In 1956 he moved down the street to the Canadian vice-regal residence. Now known as Rideau Hall, it was then called Government House, and was home to former governor-general Vincent Massey, and later Georges Vanier, and host to a roster of international leaders, ambassadors, royalty, writers, scientists and other achievers. He greatly respected his employers, forming a particular admiration for Massey.

The same could not always be said of the guests. Of the Kennedys he sniffed, "I can't abide by people who put their cigarettes out in the mashed potatoes."

He sometimes invited his cousin's young children, Roy and Verna (now Dolan) Trivett, who lived nearby, to visit when things were quiet at Government House. They ran from room to room, summoning each other with the call buttons, and goggled at the in-house bowling alley. Sometimes after a fancy tea they would get to enjoy the leftover dainty sandwiches.

At other times, MacPherson would join them at his cousin's cottage, where he would pay the youngsters a nickel apiece to catch bullfrogs so he could make them frog's legs. He also taught them to fold napkins, polish silverware and dry the spoons and glasses, coaching them on the standards for serving the Queen.

His great strength as a butler was his specific and unwavering sense of what was right and wrong, proper and improper. Propriety, for MacPherson, was a matter of high honour. It was his calling.

He decamped in 1962 to Washington, D.C., where he served Ambassador Charles Ritchie for four years before moving over to the British Embassy for another four years as assistant chef.

For, somewhere in the course of his duties, MacPherson had discovered that he loved to cook. As butler positions became scarcer – people just didn't have butlers in the same way any more – he reinvented himself as a chef and caterer, serving a select Washington clientele throughout the 1970s. Later he became the chef and entertainment co-ordinator for Davis Travel Agency and Davis Airlines. In Washington and Fort Lauderdale, in the company house or aboard his employer's sailboat, he continued to look after all the details and to serve fine meals in the highest style.
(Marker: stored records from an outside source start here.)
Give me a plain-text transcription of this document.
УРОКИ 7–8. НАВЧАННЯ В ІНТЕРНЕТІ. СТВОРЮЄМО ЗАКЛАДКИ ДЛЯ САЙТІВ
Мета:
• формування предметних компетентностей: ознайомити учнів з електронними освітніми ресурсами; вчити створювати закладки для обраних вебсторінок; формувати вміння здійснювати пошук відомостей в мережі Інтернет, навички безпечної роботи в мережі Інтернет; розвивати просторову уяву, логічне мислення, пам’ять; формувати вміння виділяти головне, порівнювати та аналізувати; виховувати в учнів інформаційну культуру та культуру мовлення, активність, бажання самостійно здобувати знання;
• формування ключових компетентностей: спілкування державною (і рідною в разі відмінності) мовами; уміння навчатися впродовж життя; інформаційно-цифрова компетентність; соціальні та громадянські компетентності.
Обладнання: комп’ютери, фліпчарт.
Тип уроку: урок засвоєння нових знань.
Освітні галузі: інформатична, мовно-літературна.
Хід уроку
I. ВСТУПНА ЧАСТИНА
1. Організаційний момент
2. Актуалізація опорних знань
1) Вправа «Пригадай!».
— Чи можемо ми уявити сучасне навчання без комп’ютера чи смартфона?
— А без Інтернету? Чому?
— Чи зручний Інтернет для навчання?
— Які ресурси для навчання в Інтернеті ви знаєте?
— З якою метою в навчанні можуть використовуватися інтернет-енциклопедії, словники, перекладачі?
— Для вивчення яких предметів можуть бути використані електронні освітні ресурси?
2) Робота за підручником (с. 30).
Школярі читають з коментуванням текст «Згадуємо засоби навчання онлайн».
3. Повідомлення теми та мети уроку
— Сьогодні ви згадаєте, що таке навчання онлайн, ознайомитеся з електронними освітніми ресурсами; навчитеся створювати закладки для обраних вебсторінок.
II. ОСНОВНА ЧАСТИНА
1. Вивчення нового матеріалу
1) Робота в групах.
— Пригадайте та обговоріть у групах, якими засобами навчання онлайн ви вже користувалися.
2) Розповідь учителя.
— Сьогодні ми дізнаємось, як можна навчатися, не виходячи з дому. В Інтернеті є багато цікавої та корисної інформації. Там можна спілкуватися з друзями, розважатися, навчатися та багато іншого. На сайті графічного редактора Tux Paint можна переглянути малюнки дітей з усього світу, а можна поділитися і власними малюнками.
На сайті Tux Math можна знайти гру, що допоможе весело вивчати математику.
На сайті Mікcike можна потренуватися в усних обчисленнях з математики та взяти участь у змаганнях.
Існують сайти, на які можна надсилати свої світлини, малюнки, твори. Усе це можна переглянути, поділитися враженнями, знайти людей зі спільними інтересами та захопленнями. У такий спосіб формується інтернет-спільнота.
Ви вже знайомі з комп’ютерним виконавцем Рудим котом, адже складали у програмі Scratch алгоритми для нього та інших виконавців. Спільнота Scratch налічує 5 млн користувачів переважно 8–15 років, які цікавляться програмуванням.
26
Though he held three passports (U.K., Canada, and U.S.), and had lived in D.C. for decades, MacPherson's heart was in Canada, and he moved in 2000 to Saskatoon, where one of his cousins lived. There, he became a fixture at the city's auctions: He would buy up old silver, polish and refurbish it, then resell. "He knew what was good," said his cousin Verna Dolan, "and he loved to work the deal."

He also, in the manner of a man whose affairs were always in impeccable order, prepared a beautifully organized memorabilia album: menus, seating plans and hand-inscribed place cards from state dinners; notes on the personal preferences of guests; photographs of both serving staff and dignitaries; and itineraries from state visits and tours. He even included recollections of a few treasured moments, such as when the Queen presented him with a silver-bound pigskin cigarette case in recognition of his service.

Though he never married, leaving only his cousins and numerous friends, he did leave one gift to all of us: the memorabilia album he willed to Library and Archives Canada, a window onto a bygone era in a rarefied world.